Furthermore, some states' emergency plans for pandemics include teleworking as a strategy, while others don't, said Cindy Auten, general manager of the Telework Exchange, a public-private partnership that promotes teleworking in the federal government. The situation varies widely state to state, she said.
"One of the issues we found, in particular with the federal government, is that only about 7 percent of these eligible employees are regular and recurring [telecommuters]," Auten said Tuesday. "One of the key strategies in having a business continuity plan and incorporating telework into it, is ensuring that you're testing it often and you build telework as a part of your standard operating procedure -- so it's not a frantic, mad rush to the door to actually start your telework program at the last minute."
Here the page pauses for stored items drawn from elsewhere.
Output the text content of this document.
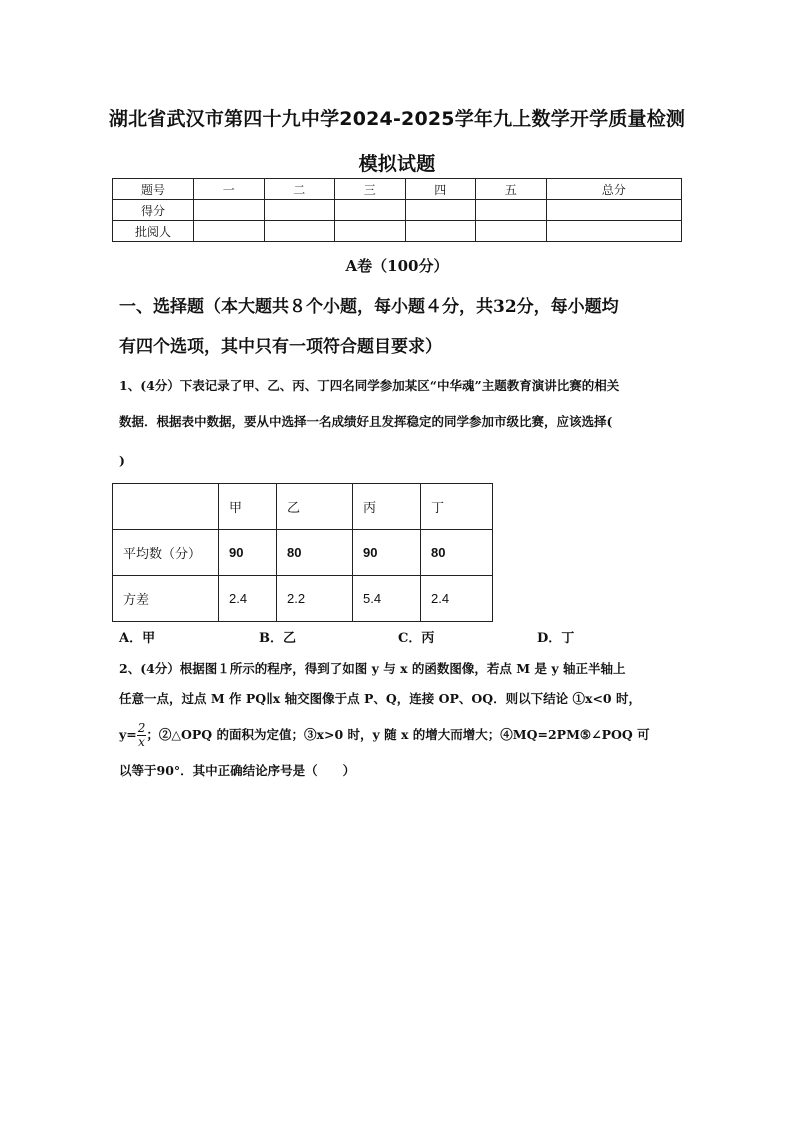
湖北省武汉市第四十九中学2024-2025学年九上数学开学质量检测
模拟试题
题号	一	二	三	四	五	总分
得分						
批阅人						
A卷（100分）
一、选择题（本大题共８个小题，每小题４分，共32分，每小题均
有四个选项，其中只有一项符合题目要求）
1、(4分）下表记录了甲、乙、丙、丁四名同学参加某区“中华魂”主题教育演讲比赛的相关
数据．根据表中数据，要从中选择一名成绩好且发挥稳定的同学参加市级比赛，应该选择(
)
	甲	乙	丙	丁
平均数（分）	90	80	90	80
方差	2.4	2.2	5.4	2.4
A．甲	B．乙	C．丙	D．丁
2、(4分）根据图１所示的程序，得到了如图 y 与 x 的函数图像，若点 M 是 y 轴正半轴上
任意一点，过点 M 作 PQ∥x 轴交图像于点 P、Q，连接 OP、OQ．则以下结论 ①x<0 时，
$y= \frac{2}{x}$ ；②△OPQ 的面积为定值；③x>0 时，y 随 x 的增大而增大；④MQ=2PM⑤∠POQ 可
以等于90°．其中正确结论序号是（　　）
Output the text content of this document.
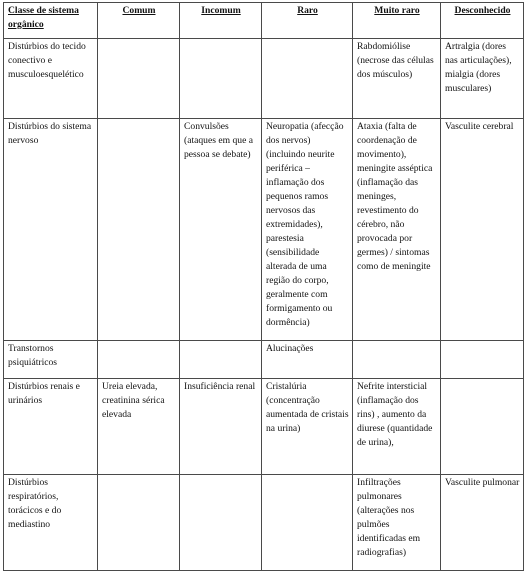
Classe de sistema orgânico	Comum	Incomum	Raro	Muito raro	Desconhecido
Distúrbios do tecido conectivo e musculoesquelético				Rabdomiólise (necrose das células dos músculos)	Artralgia (dores nas articulações), mialgia (dores musculares)
Distúrbios do sistema nervoso		Convulsões (ataques em que a pessoa se debate)	Neuropatia (afecção dos nervos) (incluindo neurite periférica – inflamação dos pequenos ramos nervosos das extremidades), parestesia (sensibilidade alterada de uma região do corpo, geralmente com formigamento ou dormência)	Ataxia (falta de coordenação de movimento), meningite asséptica (inflamação das meninges, revestimento do cérebro, não provocada por germes) / sintomas como de meningite	Vasculite cerebral
Transtornos psiquiátricos			Alucinações		
Distúrbios renais e urinários	Ureia elevada, creatinina sérica elevada	Insuficiência renal	Cristalúria (concentração aumentada de cristais na urina)	Nefrite intersticial (inflamação dos rins) , aumento da diurese (quantidade de urina),	
Distúrbios respiratórios, torácicos e do mediastino				Infiltrações pulmonares (alterações nos pulmões identificadas em radiografias)	Vasculite pulmonar
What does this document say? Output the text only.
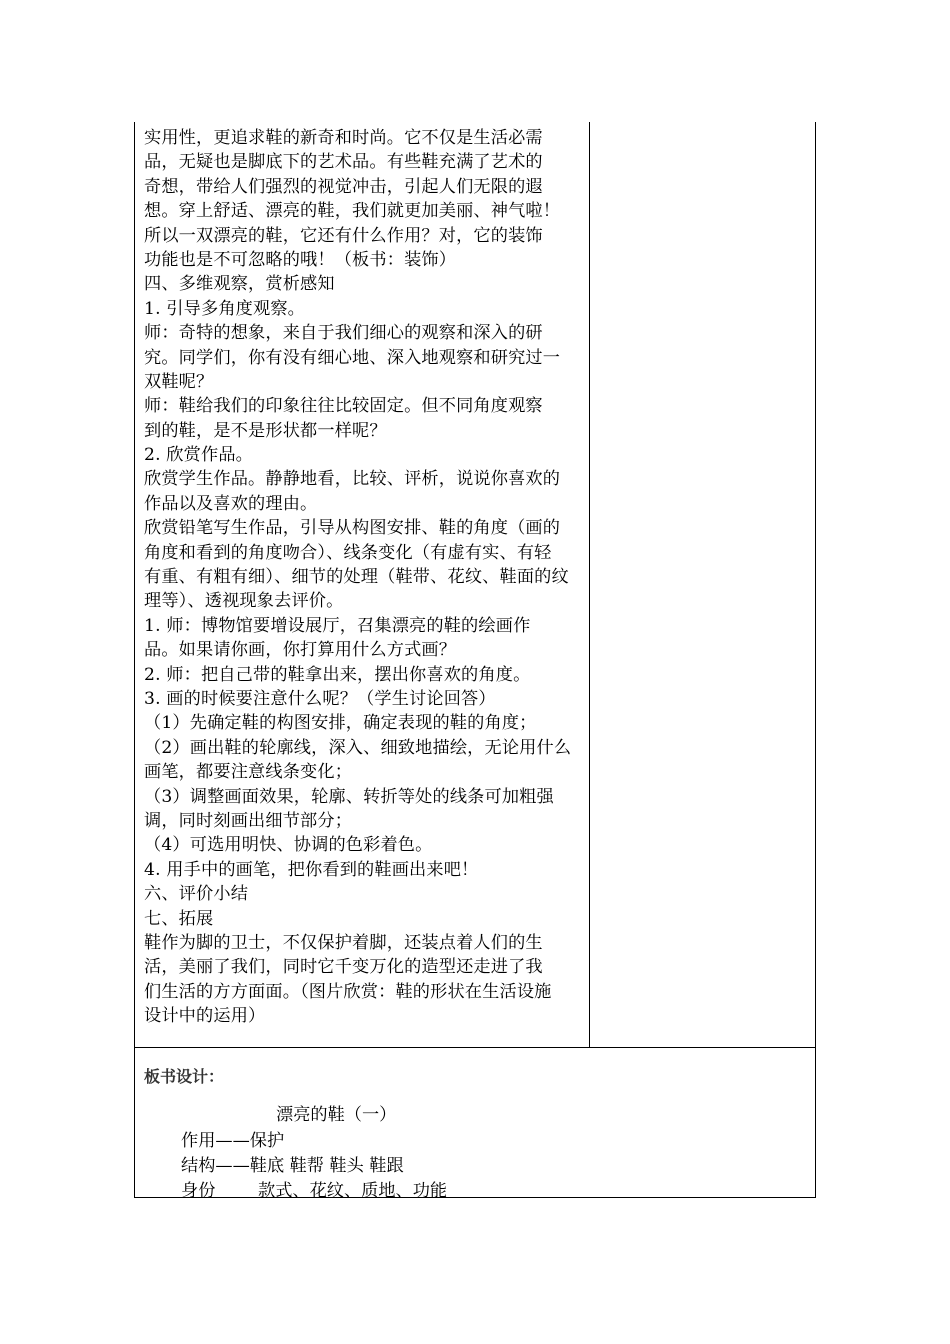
实用性，更追求鞋的新奇和时尚。它不仅是生活必需
品，无疑也是脚底下的艺术品。有些鞋充满了艺术的
奇想，带给人们强烈的视觉冲击，引起人们无限的遐
想。穿上舒适、漂亮的鞋，我们就更加美丽、神气啦！
所以一双漂亮的鞋，它还有什么作用？对，它的装饰
功能也是不可忽略的哦！（板书：装饰）
四、多维观察，赏析感知
1. 引导多角度观察。
师：奇特的想象，来自于我们细心的观察和深入的研
究。同学们，你有没有细心地、深入地观察和研究过一
双鞋呢？
师：鞋给我们的印象往往比较固定。但不同角度观察
到的鞋，是不是形状都一样呢？
2. 欣赏作品。
欣赏学生作品。静静地看，比较、评析，说说你喜欢的
作品以及喜欢的理由。
欣赏铅笔写生作品，引导从构图安排、鞋的角度（画的
角度和看到的角度吻合）、线条变化（有虚有实、有轻
有重、有粗有细）、细节的处理（鞋带、花纹、鞋面的纹
理等）、透视现象去评价。
1. 师：博物馆要增设展厅，召集漂亮的鞋的绘画作
品。如果请你画，你打算用什么方式画？
2. 师：把自己带的鞋拿出来，摆出你喜欢的角度。
3. 画的时候要注意什么呢？（学生讨论回答）
（1）先确定鞋的构图安排，确定表现的鞋的角度；
（2）画出鞋的轮廓线，深入、细致地描绘，无论用什么
画笔，都要注意线条变化；
（3）调整画面效果，轮廓、转折等处的线条可加粗强
调，同时刻画出细节部分；
（4）可选用明快、协调的色彩着色。
4. 用手中的画笔，把你看到的鞋画出来吧！
六、评价小结
七、拓展
鞋作为脚的卫士，不仅保护着脚，还装点着人们的生
活，美丽了我们，同时它千变万化的造型还走进了我
们生活的方方面面。（图片欣赏：鞋的形状在生活设施
设计中的运用）
板书设计：
漂亮的鞋（一）
作用——保护
结构——鞋底 鞋帮 鞋头 鞋跟
身份 款式、花纹、质地、功能
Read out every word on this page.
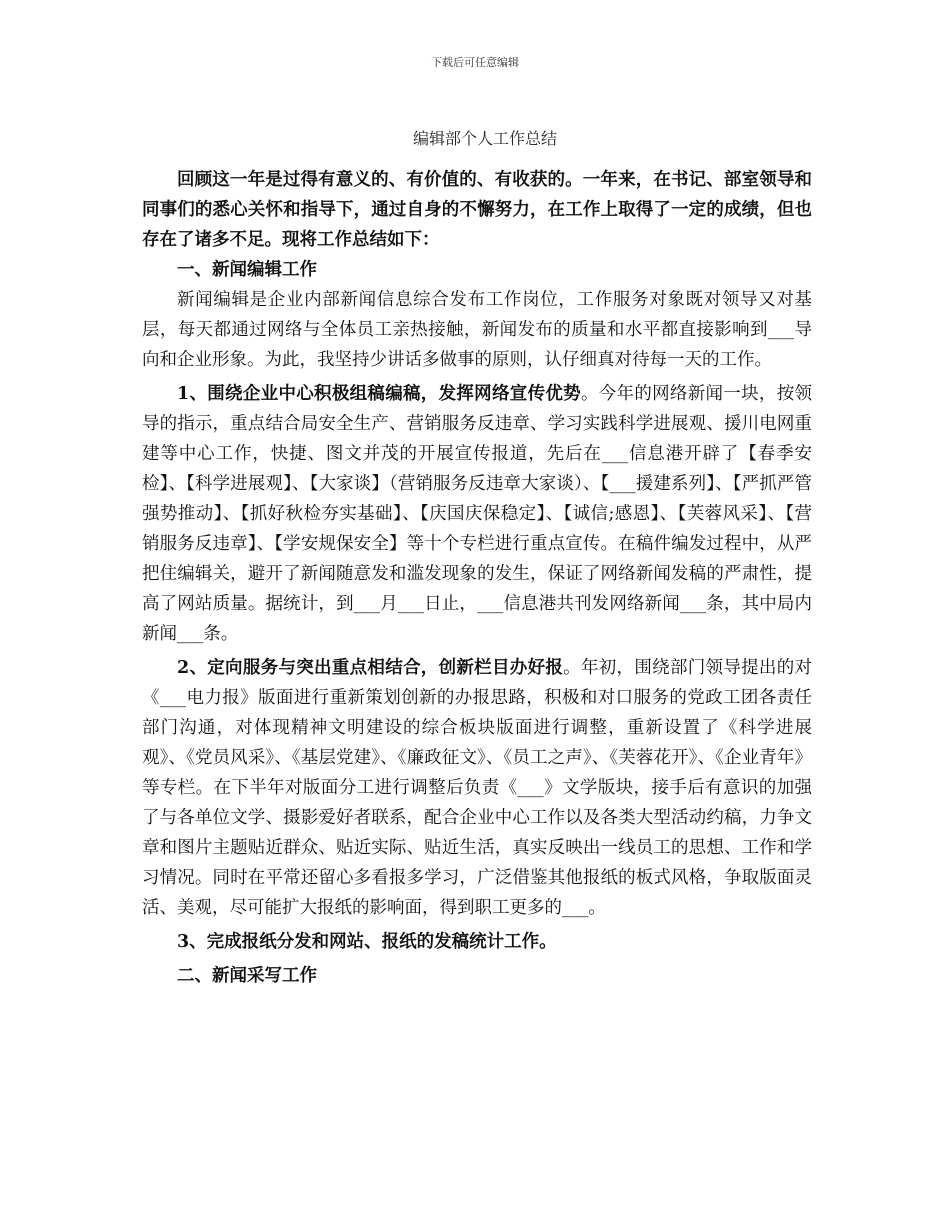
下载后可任意编辑
编辑部个人工作总结

回顾这一年是过得有意义的、有价值的、有收获的。一年来，在书记、部室领导和同事们的悉心关怀和指导下，通过自身的不懈努力，在工作上取得了一定的成绩，但也存在了诸多不足。现将工作总结如下：

一、新闻编辑工作

新闻编辑是企业内部新闻信息综合发布工作岗位，工作服务对象既对领导又对基层，每天都通过网络与全体员工亲热接触，新闻发布的质量和水平都直接影响到___导向和企业形象。为此，我坚持少讲话多做事的原则，认仔细真对待每一天的工作。

1、围绕企业中心积极组稿编稿，发挥网络宣传优势。今年的网络新闻一块，按领导的指示，重点结合局安全生产、营销服务反违章、学习实践科学进展观、援川电网重建等中心工作，快捷、图文并茂的开展宣传报道，先后在___信息港开辟了【春季安检】、【科学进展观】、【大家谈】（营销服务反违章大家谈）、【___援建系列】、【严抓严管强势推动】、【抓好秋检夯实基础】、【庆国庆保稳定】、【诚信;感恩】、【芙蓉风采】、【营销服务反违章】、【学安规保安全】等十个专栏进行重点宣传。在稿件编发过程中，从严把住编辑关，避开了新闻随意发和滥发现象的发生，保证了网络新闻发稿的严肃性，提高了网站质量。据统计，到___月___日止，___信息港共刊发网络新闻___条，其中局内新闻___条。

2、定向服务与突出重点相结合，创新栏目办好报。年初，围绕部门领导提出的对《___电力报》版面进行重新策划创新的办报思路，积极和对口服务的党政工团各责任部门沟通，对体现精神文明建设的综合板块版面进行调整，重新设置了《科学进展观》、《党员风采》、《基层党建》、《廉政征文》、《员工之声》、《芙蓉花开》、《企业青年》等专栏。在下半年对版面分工进行调整后负责《___》文学版块，接手后有意识的加强了与各单位文学、摄影爱好者联系，配合企业中心工作以及各类大型活动约稿，力争文章和图片主题贴近群众、贴近实际、贴近生活，真实反映出一线员工的思想、工作和学习情况。同时在平常还留心多看报多学习，广泛借鉴其他报纸的板式风格，争取版面灵活、美观，尽可能扩大报纸的影响面，得到职工更多的___。

3、完成报纸分发和网站、报纸的发稿统计工作。

二、新闻采写工作
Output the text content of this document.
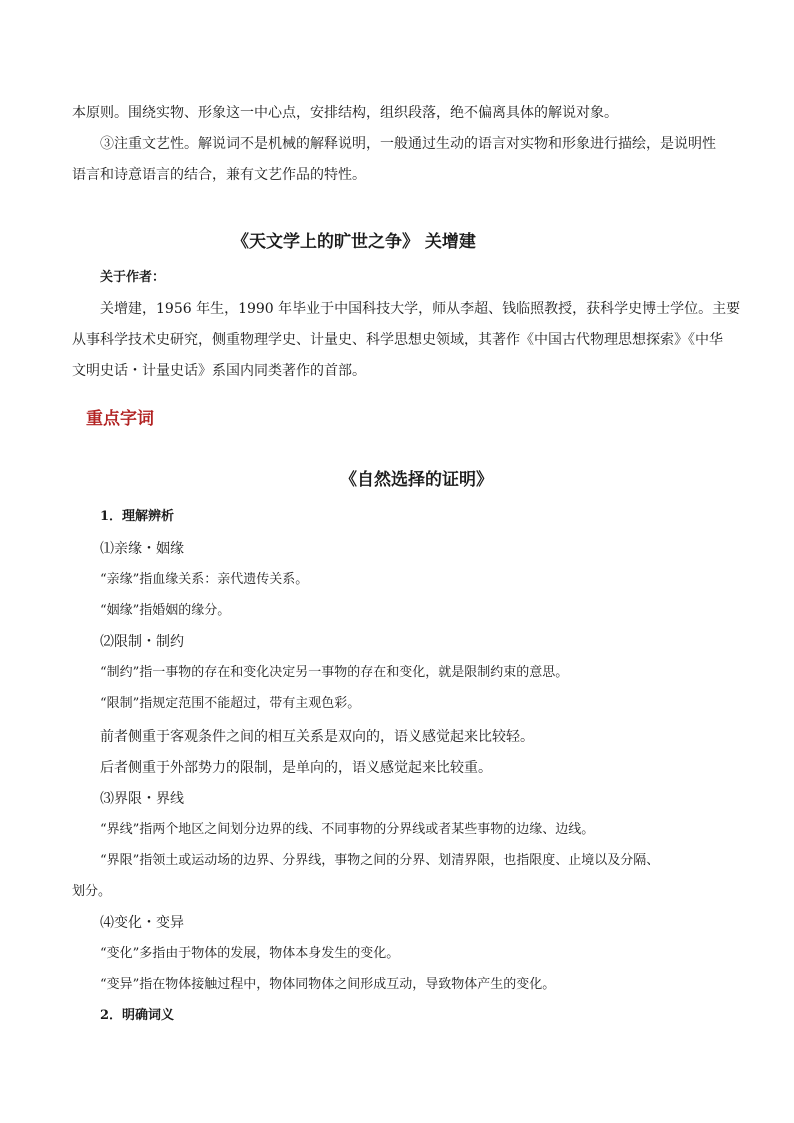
本原则。围绕实物、形象这一中心点，安排结构，组织段落，绝不偏离具体的解说对象。
③注重文艺性。解说词不是机械的解释说明，一般通过生动的语言对实物和形象进行描绘，是说明性
语言和诗意语言的结合，兼有文艺作品的特性。
《天文学上的旷世之争》 关增建
关于作者：
关增建，1956 年生，1990 年毕业于中国科技大学，师从李超、钱临照教授，获科学史博士学位。主要
从事科学技术史研究，侧重物理学史、计量史、科学思想史领域，其著作《中国古代物理思想探索》《中华
文明史话・计量史话》系国内同类著作的首部。
重点字词
《自然选择的证明》
1．理解辨析
⑴亲缘・姻缘
“亲缘”指血缘关系：亲代遗传关系。
“姻缘”指婚姻的缘分。
⑵限制・制约
“制约”指一事物的存在和变化决定另一事物的存在和变化，就是限制约束的意思。
“限制”指规定范围不能超过，带有主观色彩。
前者侧重于客观条件之间的相互关系是双向的，语义感觉起来比较轻。
后者侧重于外部势力的限制，是单向的，语义感觉起来比较重。
⑶界限・界线
“界线”指两个地区之间划分边界的线、不同事物的分界线或者某些事物的边缘、边线。
“界限”指领土或运动场的边界、分界线，事物之间的分界、划清界限，也指限度、止境以及分隔、
划分。
⑷变化・变异
“变化”多指由于物体的发展，物体本身发生的变化。
“变异”指在物体接触过程中，物体同物体之间形成互动，导致物体产生的变化。
2．明确词义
But Auten said it's not too late for government agencies that don't have a teleworking plan. The first step should be identifying mission-critical personnel and equipping them with the technology and policies to do their job remotely, she said.
"From an IT standpoint, the technology is absolutely there. The majority of governments already have the infrastructure in place. They're working with field workers who are logging in remotely, so they're already having the access. It's just a matter of putting the guidelines in place," Auten said.
Auten pointed to Virginia and its Office of Telework Promotion and Broadband Assistance as a model that's worth emulating. The office's "telework road map" outlines Virginia's definition of telework and how to start a teleworking program, provides tips for managers and employees, and explains how to secure sensitive data when working from home. Virginia requires all government agencies to have a teleworking policy. For example, half the work force of the Virginia Information Technologies Agency telecommutes at least part-time.
The National Association of State Chief Information Officers (NASCIO) outlined recommended actions for CIOs in a 2007 paper titled, Pandemic Planning and Response for State IT: Where's My Staff? The 15-page report suggests a variety of measures, such as teleworking, cross-training personnel so they can cover a variety of roles in the event that many employees are absent and ensuring key officials have permission to drive a "priority connection" through a PBX phone system if Internet service goes down. It's those sorts of capabilities -- unique to a pandemic -- that are important to plan for.
But CIOs shouldn't assume their department will always have access to Internet service or their phone systems, because a pandemic could cause absenteeism across the supply chain -- potentially even among Internet service providers and telecom companies.